The simplistic, linear thinking of Trump and his advisors leads them to believe that the solution to a trillion dollar per year war machine that can’t win a war is a $1.5 trillion per year war machine.
But this is nonsense. Russia has not defeated the US and NATO by outspending them. Quite the opposite. Since 1992, the US military alone has outspent Russia by fifteen to one ($26 trillion vs $1.7 trillion in constant 2024 dollars, according to SIPRI). Russia’s military superiority is the result of taking its own defense more seriously and confronting its problems more honestly than corrupt US leaders have ever tried to do since the end of the Cold War.
At a price tag of $17.5 billion, the USS Gerald R. Ford is the largest, most expensive warship ever built, costing more than the entire annual military budgets of most other countries. Making an even bigger warship for $26 billion would not make Americans any safer, just a bit poorer.
Relying on the offensive use of military force and record military spending to try to solve America’s problems has put the United States on a collision course with the rest of the world. In 1949, long before Eisenhower’s farewell speech in 1961, he offered some sage advice to politicians and pundits who were calling for a massive US attack on the USSR to prevent it from developing nuclear weapons.

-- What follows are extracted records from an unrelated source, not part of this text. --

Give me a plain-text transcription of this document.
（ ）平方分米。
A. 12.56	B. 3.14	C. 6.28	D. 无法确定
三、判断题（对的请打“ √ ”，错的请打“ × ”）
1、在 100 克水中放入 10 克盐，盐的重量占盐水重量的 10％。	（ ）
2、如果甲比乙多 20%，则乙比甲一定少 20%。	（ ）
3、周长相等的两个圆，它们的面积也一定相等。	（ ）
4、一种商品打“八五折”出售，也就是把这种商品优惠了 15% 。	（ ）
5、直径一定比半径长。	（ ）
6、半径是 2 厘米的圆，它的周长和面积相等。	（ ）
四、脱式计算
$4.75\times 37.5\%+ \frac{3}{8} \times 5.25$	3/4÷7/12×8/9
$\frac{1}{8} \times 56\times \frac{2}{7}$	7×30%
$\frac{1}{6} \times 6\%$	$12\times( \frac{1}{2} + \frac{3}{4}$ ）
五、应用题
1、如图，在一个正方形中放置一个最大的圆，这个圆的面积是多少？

“Those who measure security solely in terms of offensive capacity distort its meaning and mislead those who pay them heed,” said Eisenhower. “No modern nation has ever equaled the crushing offensive power attained by the German war machine in 1939. No modern nation was broken and smashed as was Germany six years later.”
Unlike Iran today, the USSR was indeed working to develop nuclear weapons, but Eisenhower warned Americans against launching a new war that might kill millions to try to stop it.
As Eisenhower insisted, offensive military action offers no solutions to international problems. But diplomatic solutions are always possible. Diplomacy does not mean holding a gun to someone’s head and demanding that they sign an unconditional surrender. It means treating other people and countries with mutual respect and finding solutions that everybody can live with, based upon rules that we all agree on.
The UN Charter universally prohibits the threat or use of force and requires all countries to resolve disputes peacefully. So one country’s wrongdoing, real or perceived, is never a valid pretext for another country to threaten or use military force.
There is no good reason to sacrifice American soldiers and sailors in a war on Iran; no justification to kill Iranian troops for defending their country, as Americans would do if another country attacked the United States; no justice in killing Iranian civilians by turning their homes and communities into a new US war zone.
Could the stark choice our country is facing in Iran be a turning point, a moment when the American people will stand up and clearly, strongly say “No” to war, before our corrupt leaders can plunge Iran and the United States into yet another “Made in the USA” military catastrophe?